FTC は、公正なマーケティング活動を促進するための指針の「エンドースメント・ガイド」を定め、広告主がレビューやインフルエンサーを介して消費者を欺く行為が、法に違反する可能性があると警告している。しかし、この指針は2009年以降に更新されておらず、SNSやプロダクトのレビューの広告利用が増加している状況に対応できていない。

FTCの消費者保護局のサミュエル・レヴィン局長は、「私たちは、偽のレビューやその他の誤解を招くマーケティングを取り締まるためにエンドースメント・ガイドを更新し、子供を標的とするステルスマーケティングを行う業者に警告を行う」と述べている。

「偽のレビューであれ、対価を得て宣伝を行うインフルエンサーであれ、この種の詐欺は、人々がクオリティの低い製品やサービスにより多くのお金を払うことにつながり、正当な競争を阻害する」と彼は指摘した。

FTCは、SNS企業がインフルエンサーに提供するツールの一部に欠陥があり、彼らが責任を問われる可能性があると警告している。

新たなガイドラインでFTCは、偽のレビューが害を及ぼすことを明確にし、広告主は消費者に誤った印象を与えたり、欠陥を隠したりすべきではないという新たな原則を追加しようとしている。

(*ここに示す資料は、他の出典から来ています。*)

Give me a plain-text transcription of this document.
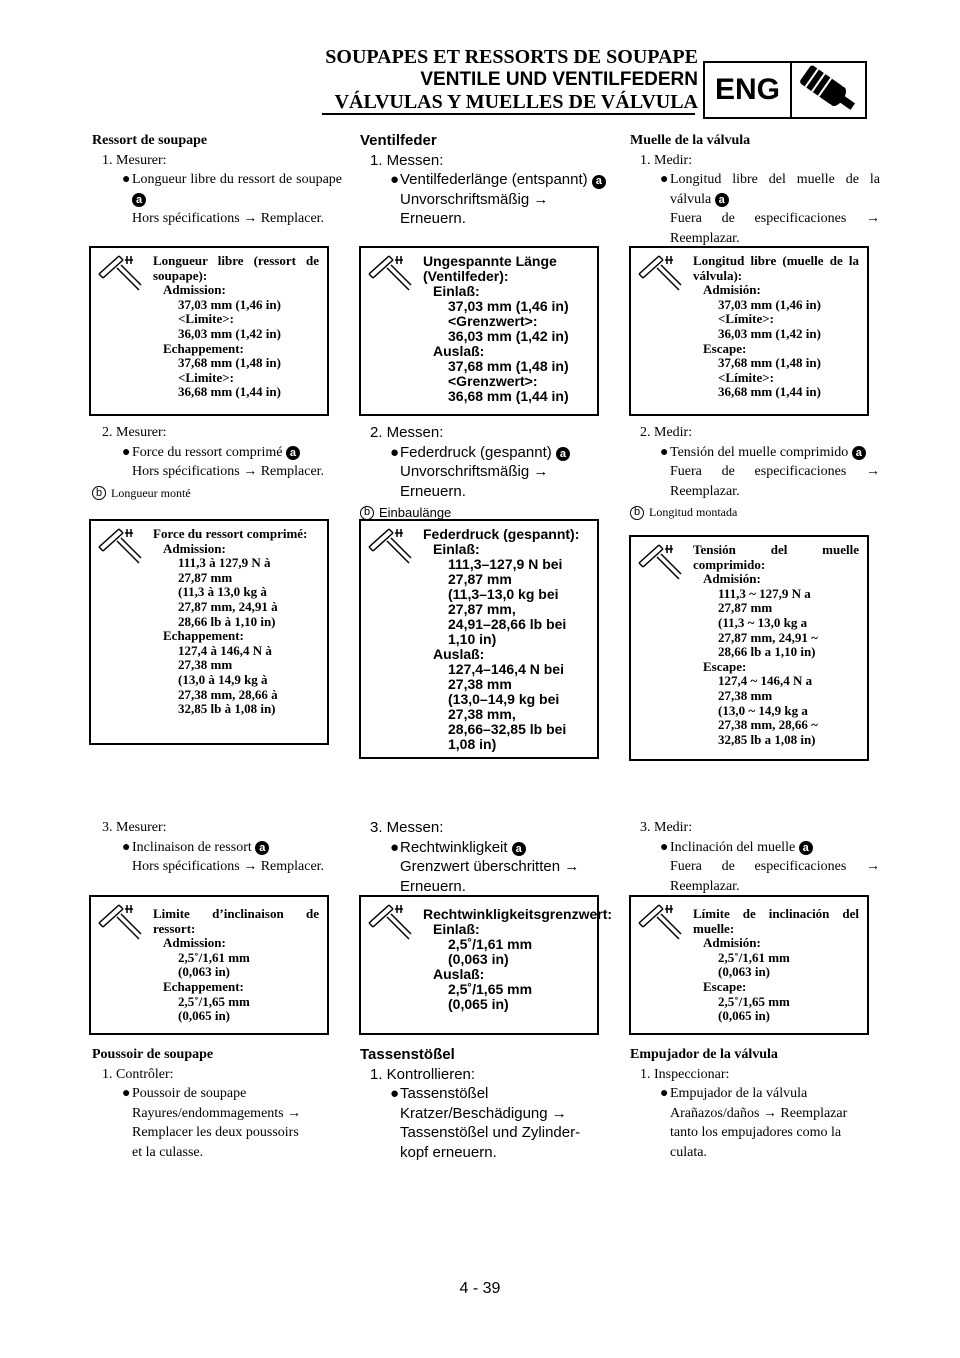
SOUPAPES ET RESSORTS DE SOUPAPE
VENTILE UND VENTILFEDERN
VÁLVULAS Y MUELLES DE VÁLVULA ENG
Ressort de soupape
1. Mesurer:
● Longueur libre du ressort de soupape a
Hors spécifications → Remplacer.
Longueur libre (ressort de soupape):
Admission:
37,03 mm (1,46 in)
<Limite>:
36,03 mm (1,42 in)
Echappement:
37,68 mm (1,48 in)
<Limite>:
36,68 mm (1,44 in)
2. Mesurer:
● Force du ressort comprimé a
Hors spécifications → Remplacer.
b Longueur monté
Force du ressort comprimé:
Admission:
111,3 à 127,9 N à
27,87 mm
(11,3 à 13,0 kg à
27,87 mm, 24,91 à
28,66 lb à 1,10 in)
Echappement:
127,4 à 146,4 N à
27,38 mm
(13,0 à 14,9 kg à
27,38 mm, 28,66 à
32,85 lb à 1,08 in)
3. Mesurer:
● Inclinaison de ressort a
Hors spécifications → Remplacer.
Limite d’inclinaison de ressort:
Admission:
2,5˚/1,61 mm
(0,063 in)
Echappement:
2,5˚/1,65 mm
(0,065 in)
Poussoir de soupape
1. Contrôler:
● Poussoir de soupape
Rayures/endommagements →
Remplacer les deux poussoirs
et la culasse.
Ventilfeder
1. Messen:
● Ventilfederlänge (entspannt) a
Unvorschriftsmäßig → Erneuern.
Ungespannte Länge (Ventilfeder):
Einlaß:
37,03 mm (1,46 in)
<Grenzwert>:
36,03 mm (1,42 in)
Auslaß:
37,68 mm (1,48 in)
<Grenzwert>:
36,68 mm (1,44 in)
2. Messen:
● Federdruck (gespannt) a
Unvorschriftsmäßig → Erneuern.
b Einbaulänge
Federdruck (gespannt):
Einlaß:
111,3–127,9 N bei
27,87 mm
(11,3–13,0 kg bei
27,87 mm,
24,91–28,66 lb bei
1,10 in)
Auslaß:
127,4–146,4 N bei
27,38 mm
(13,0–14,9 kg bei
27,38 mm,
28,66–32,85 lb bei
1,08 in)
3. Messen:
● Rechtwinkligkeit a
Grenzwert überschritten → Erneuern.
Rechtwinkligkeitsgrenzwert:
Einlaß:
2,5˚/1,61 mm
(0,063 in)
Auslaß:
2,5˚/1,65 mm
(0,065 in)
Tassenstößel
1. Kontrollieren:
● Tassenstößel
Kratzer/Beschädigung →
Tassenstößel und Zylinder-
kopf erneuern.
Muelle de la válvula
1. Medir:
● Longitud libre del muelle de la válvula a
Fuera de especificaciones → Reemplazar.
Longitud libre (muelle de la válvula):
Admisión:
37,03 mm (1,46 in)
<Límite>:
36,03 mm (1,42 in)
Escape:
37,68 mm (1,48 in)
<Límite>:
36,68 mm (1,44 in)
2. Medir:
● Tensión del muelle comprimido a
Fuera de especificaciones → Reemplazar.
b Longitud montada
Tensión del muelle comprimido:
Admisión:
111,3 ~ 127,9 N a
27,87 mm
(11,3 ~ 13,0 kg a
27,87 mm, 24,91 ~
28,66 lb a 1,10 in)
Escape:
127,4 ~ 146,4 N a
27,38 mm
(13,0 ~ 14,9 kg a
27,38 mm, 28,66 ~
32,85 lb a 1,08 in)
3. Medir:
● Inclinación del muelle a
Fuera de especificaciones → Reemplazar.
Límite de inclinación del muelle:
Admisión:
2,5˚/1,61 mm
(0,063 in)
Escape:
2,5˚/1,65 mm
(0,065 in)
Empujador de la válvula
1. Inspeccionar:
● Empujador de la válvula
Arañazos/daños → Reemplazar
tanto los empujadores como la
culata.
4 - 39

この動きは、ファッションEコマースサイトのFashion Novaが、低評価のレビューを削除していたことが判明し、その結果420万ドルの罰金を科されたことなどを受けてのものだ。

FTCによると、SNSの投稿に含まれるタグも、取り締まりの対象になるという。さらに、特定の消費者を広告の対象とするマイクロターゲティングの監視を強化し、子どもをターゲットとする広告は、特に慎重な監視を行うとFTCは述べている。

FTCは昨年、偽のレビューなどを通じて誤解を招くマーケティングを行う1000以上の企業に警告を行ったという。しかし、米国のこの分野の規制は、他の多くの国よりもはるかに遅れているのが現実だ。例えば英国の競争市場庁(CMA)は先日、対価を支払って偽のレビューを依頼した企業に金銭的な罰則を科す規則を導入すると発表した。